The world and how humanity interacts has dramatically changed in the last 18 months.  We have had to rapidly adapt to a micro-organism seemingly hell-bent on disrupting our sense of ‘normal’.  Over time we have gained a wealth of knowledge about who stands to have a bad day if they contract COVID or one of its many variants.  Comorbidities are defined as simultaneous presence of two or more health conditions that influence the primary illness.  Obesity, diabetes, hypertension, cardiovascular disease, and more account for a significant number of deaths in any given year.  We have learnt that in addition to the elderly having poorer outcomes on contracting COVID; up to 95% of deaths due to COVID are in those with at least one comorbidity.  

Public health response across the world has been swift and reactive – enforcing strict lockdowns, mask mandates and testing.  Regular advice has focused on coughing into your elbow, washing hands diligently and staying home when sick.  However, most of these strategies remain focused on how to avoid catching COVID.  There have been very few strategies promoted that proactively seek to improve outcomes if one does in fact contract COVID or any viral illness for that matter.

 A recent study published in the prestigious British Journal of Sports Medicine investigated the influence of physical activity levels on hospitalisation, ICU admission and death due to COVID.  Importantly, physical activity was investigated as an independent factor meaning that all other comorbid variables mentioned above were excluded.  Close to 50,000 patients were included in this American study at the height of the pandemic through early to late 2020.  

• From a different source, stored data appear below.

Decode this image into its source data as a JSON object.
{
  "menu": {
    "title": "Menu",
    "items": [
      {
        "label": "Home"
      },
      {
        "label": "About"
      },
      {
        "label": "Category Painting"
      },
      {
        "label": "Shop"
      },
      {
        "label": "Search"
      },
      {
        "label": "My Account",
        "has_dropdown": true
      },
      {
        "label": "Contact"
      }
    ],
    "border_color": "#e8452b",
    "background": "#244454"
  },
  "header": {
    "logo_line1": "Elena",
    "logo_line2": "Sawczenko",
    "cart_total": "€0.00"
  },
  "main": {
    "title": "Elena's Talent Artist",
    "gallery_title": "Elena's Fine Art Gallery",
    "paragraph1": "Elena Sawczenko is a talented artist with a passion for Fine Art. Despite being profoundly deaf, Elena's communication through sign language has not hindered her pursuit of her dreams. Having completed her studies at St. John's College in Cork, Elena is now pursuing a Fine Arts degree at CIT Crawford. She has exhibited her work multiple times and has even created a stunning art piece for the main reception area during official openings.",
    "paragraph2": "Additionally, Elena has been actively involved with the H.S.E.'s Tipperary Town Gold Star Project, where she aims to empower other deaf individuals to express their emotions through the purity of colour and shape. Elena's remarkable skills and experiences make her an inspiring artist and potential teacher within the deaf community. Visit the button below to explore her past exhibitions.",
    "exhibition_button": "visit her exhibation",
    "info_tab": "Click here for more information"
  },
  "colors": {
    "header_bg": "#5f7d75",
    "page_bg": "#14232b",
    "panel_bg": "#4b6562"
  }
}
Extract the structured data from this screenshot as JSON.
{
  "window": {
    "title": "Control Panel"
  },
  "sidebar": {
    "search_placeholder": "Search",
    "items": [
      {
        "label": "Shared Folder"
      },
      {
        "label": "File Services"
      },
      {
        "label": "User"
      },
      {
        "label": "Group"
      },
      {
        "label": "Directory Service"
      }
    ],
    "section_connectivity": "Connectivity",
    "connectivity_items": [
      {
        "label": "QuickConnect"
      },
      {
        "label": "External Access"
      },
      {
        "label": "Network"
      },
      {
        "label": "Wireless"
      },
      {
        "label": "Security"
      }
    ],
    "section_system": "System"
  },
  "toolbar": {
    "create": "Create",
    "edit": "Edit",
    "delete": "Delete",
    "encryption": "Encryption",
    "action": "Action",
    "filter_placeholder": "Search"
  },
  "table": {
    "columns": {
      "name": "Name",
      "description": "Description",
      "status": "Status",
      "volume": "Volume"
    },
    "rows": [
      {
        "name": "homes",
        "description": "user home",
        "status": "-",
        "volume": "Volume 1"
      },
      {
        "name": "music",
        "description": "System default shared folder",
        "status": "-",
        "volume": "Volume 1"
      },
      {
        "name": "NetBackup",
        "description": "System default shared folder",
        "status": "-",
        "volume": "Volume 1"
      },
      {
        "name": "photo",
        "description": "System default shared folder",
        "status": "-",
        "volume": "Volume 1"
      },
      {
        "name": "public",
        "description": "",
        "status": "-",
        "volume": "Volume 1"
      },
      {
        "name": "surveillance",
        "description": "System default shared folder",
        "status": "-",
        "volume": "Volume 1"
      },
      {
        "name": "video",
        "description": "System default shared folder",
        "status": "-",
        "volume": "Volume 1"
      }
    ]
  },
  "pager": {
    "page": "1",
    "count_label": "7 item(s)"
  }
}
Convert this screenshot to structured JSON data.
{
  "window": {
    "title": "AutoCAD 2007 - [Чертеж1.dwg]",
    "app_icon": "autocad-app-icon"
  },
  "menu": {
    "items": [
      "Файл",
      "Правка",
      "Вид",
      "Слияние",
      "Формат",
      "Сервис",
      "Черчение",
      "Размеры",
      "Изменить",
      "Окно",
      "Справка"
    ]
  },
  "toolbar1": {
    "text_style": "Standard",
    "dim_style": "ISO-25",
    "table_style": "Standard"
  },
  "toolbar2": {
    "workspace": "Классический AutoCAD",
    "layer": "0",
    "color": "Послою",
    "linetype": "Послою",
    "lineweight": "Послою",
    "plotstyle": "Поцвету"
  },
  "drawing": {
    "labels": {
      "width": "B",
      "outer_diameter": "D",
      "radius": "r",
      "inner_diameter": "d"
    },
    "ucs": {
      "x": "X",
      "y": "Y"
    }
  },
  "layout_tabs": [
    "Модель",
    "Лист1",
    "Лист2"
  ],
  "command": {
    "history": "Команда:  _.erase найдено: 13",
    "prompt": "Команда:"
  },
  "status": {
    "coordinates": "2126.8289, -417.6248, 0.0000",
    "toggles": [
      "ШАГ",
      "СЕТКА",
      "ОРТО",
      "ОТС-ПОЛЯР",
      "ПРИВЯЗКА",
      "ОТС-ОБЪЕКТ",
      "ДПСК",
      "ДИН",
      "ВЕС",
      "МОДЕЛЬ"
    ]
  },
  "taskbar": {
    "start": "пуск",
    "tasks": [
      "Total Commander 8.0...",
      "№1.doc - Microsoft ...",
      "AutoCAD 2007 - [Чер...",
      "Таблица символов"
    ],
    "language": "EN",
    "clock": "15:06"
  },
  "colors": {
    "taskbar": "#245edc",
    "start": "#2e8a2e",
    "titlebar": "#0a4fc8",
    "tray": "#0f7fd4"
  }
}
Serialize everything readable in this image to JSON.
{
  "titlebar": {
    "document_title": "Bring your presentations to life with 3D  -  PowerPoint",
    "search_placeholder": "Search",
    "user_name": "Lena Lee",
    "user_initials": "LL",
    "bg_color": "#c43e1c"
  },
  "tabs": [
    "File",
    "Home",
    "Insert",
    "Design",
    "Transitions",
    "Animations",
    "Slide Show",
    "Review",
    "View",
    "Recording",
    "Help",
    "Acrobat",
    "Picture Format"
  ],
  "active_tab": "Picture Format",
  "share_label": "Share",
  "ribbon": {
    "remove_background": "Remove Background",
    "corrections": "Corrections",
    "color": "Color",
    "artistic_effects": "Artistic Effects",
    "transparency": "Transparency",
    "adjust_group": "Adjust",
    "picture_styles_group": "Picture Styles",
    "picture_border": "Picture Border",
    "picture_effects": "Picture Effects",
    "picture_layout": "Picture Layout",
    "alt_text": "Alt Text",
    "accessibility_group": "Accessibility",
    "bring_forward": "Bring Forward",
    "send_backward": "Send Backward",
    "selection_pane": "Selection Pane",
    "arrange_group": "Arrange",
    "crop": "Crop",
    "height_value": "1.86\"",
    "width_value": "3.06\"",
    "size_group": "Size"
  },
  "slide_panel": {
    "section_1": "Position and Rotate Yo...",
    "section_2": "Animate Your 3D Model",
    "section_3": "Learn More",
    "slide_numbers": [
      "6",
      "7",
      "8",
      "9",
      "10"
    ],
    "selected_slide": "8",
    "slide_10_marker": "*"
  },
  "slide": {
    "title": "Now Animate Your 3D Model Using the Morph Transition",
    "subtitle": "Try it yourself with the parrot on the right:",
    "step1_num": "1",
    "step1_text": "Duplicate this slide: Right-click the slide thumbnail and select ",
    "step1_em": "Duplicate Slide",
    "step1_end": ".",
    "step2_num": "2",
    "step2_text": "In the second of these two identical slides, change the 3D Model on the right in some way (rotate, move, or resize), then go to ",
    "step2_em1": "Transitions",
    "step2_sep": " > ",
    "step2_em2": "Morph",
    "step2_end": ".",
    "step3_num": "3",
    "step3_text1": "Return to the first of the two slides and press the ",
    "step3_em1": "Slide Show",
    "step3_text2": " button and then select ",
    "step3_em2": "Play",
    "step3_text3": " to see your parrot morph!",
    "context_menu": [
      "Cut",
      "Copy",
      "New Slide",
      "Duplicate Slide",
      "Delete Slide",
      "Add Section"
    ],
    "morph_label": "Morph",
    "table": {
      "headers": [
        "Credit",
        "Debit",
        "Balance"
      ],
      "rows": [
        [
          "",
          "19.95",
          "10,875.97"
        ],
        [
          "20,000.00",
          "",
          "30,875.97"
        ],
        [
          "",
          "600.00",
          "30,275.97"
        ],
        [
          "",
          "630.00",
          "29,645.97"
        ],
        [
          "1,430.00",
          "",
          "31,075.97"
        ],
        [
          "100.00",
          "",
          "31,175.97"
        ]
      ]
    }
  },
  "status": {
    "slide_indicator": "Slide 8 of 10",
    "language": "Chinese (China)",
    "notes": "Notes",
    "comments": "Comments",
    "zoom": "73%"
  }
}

Physical activity levels were broadly classified in line with global guidelines as the following: 

  1. Consistently inactive = 0–10 min/week, 
  2. Some activity = 11–149 min/week, 
  3. Consistently meeting guidelines = 150+ min/week

With these categories in mind, the following astounding results were found:   

  1. There is a 2.26 x greater risk of hospitalisation due to COVID for those who are consistently inactive compared to those who meet physical activity guidelines
  2. There is a 1.73 x greater risk of being admitted to ICU (typically requiring ventilation) due to COVID in those who are inactive compared to those meeting guidelines 
  3. There is a 2.49 x greater risk of death due to COVID in those who are inactive compared to those who meet guidelines.  

Despite countless messages about masks, coughing into one’s elbow and hand washing; it boggles the mind why ‘health’ authorities and politicians with a daily soapbox have failed to pick up on this study.  In New Zealand, even the now thinly veiled and weary ‘Be Kind’ narrative surely could have been beefed up to tell the ‘Team of 5 million’ the benefits of getting out for a walk? The study concludes with strong recommendations that public health strategy on COVID needs to include messaging about physical activity.  

It has been repeatedly stated that the primary goal of lockdown is to ensure that hospitals are not overwhelmed.  The images of crowded hospital hallways in Italy come to mind.  Why the radio silence on this and other ways to maintain a healthy lifestyle and immune system? Empowering people with this positive message must be used instead of simply resorting to fear to motivate compliance.  Ironically an increase in physical activity would have a profound impact on the comorbidities that are also known to result in bad outcomes from COVID.  The study pointed to even a very small change in exercise levels having a positive impact on risk.  Just shifting someone to ‘some activity’; literally, anything from 11 minutes per week is all that could be needed. 


Through the pandemic and indeed with a huge portion of modern medicine, it seems that we have become very good at stopping people from dying…but not very good at helping people truly live.  The fact that over 66% of kiwis are overweight or obese speaks to this.  That 33% of our kids are overweight or obese speaks to this.  We have the highest rates of hospitalisation for chronic obstructive lung disease or asthma in the OECD.  The fact that we are ranked 2nd in the OECD for youth suicide, 2nd for youth obesity and 4th for teen pregnancy speaks to this.  The fact that we are the worst in the OECD for domestic violence speaks to this.  That we have the 7th highest rate of child homicide in the OECD speaks to this.  

If there is anything positive that can come from this pandemic it needs to be a greater appreciation for the holistic nature of health and wellbeing.  Mental, emotional, physical, spiritual wellbeing need to be understood and advocated for so our nation can improve resilience in the future.  To achieve this our healthcare system needs to shift from being disease-centric to truly being health-centric.  


Sallis, R., Young, D.R., Tartof, S.Y. et al, “Physical inactivity is associated with a higher risk for severe COVID-19 outcomes: a study in 48,440 adult patients”. British Journal of Sports Medicine Epub, 2021.  

Cho, S.I., Yoon, S., Lee, H-J, “Impact of comorbidity burden on mortality in patients with COVID-19 using the Korean health insurance database”. Scientific Reports, (Nature), 2021.